Based on my findings, I concluded that epollWait() is the primary cause of the latency increase. I have since attempted to narrow down the issue and locate the particular commit(s) responsible. I discovered that commit 1094fff had an increase in samples of approximately 3400 compared to its parent.

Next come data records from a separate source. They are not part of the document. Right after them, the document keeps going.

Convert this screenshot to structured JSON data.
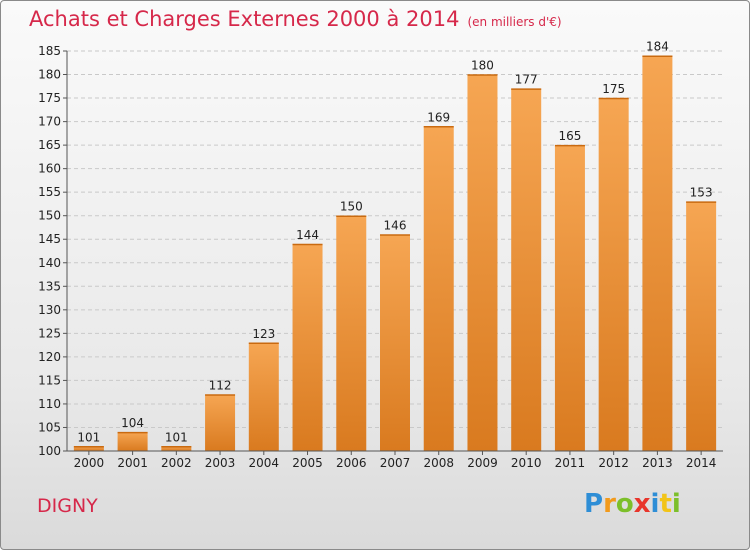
{
  "header": {
    "title": "Achats et Charges Externes 2000 à 2014",
    "subtitle": "(en milliers d'€)"
  },
  "place_name": "DIGNY",
  "logo": {
    "text": "Proxiti",
    "letters": [
      "P",
      "r",
      "o",
      "x",
      "i",
      "t",
      "i"
    ]
  },
  "colors": {
    "title": "#d6284a",
    "bar_light": "#f6a653",
    "bar_dark": "#d97a1f"
  },
  "chart_data": {
    "type": "bar",
    "title": "Achats et Charges Externes 2000 à 2014",
    "subtitle": "(en milliers d'€)",
    "xlabel": "",
    "ylabel": "",
    "categories": [
      "2000",
      "2001",
      "2002",
      "2003",
      "2004",
      "2005",
      "2006",
      "2007",
      "2008",
      "2009",
      "2010",
      "2011",
      "2012",
      "2013",
      "2014"
    ],
    "values": [
      101,
      104,
      101,
      112,
      123,
      144,
      150,
      146,
      169,
      180,
      177,
      165,
      175,
      184,
      153
    ],
    "ylim": [
      100,
      185
    ],
    "yticks": [
      100,
      105,
      110,
      115,
      120,
      125,
      130,
      135,
      140,
      145,
      150,
      155,
      160,
      165,
      170,
      175,
      180,
      185
    ],
    "grid": true,
    "data_labels": true
  }
}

This increase accounts for around 61.82% of the total increase in epollWait() samples from v2.7.6 to v2.14.0. However, the latency did not significantly increase from its parent, as socketAccept() also decreased by approximately 3400 samples.
At this point, I would like to understand why this particular commit caused such a significant increase in epollWait() samples. The commit appears to only disable JMX monitoring, but since I lack context, I am seeking suggestions on where to focus my further study. Can you please provide any advice or recommendations?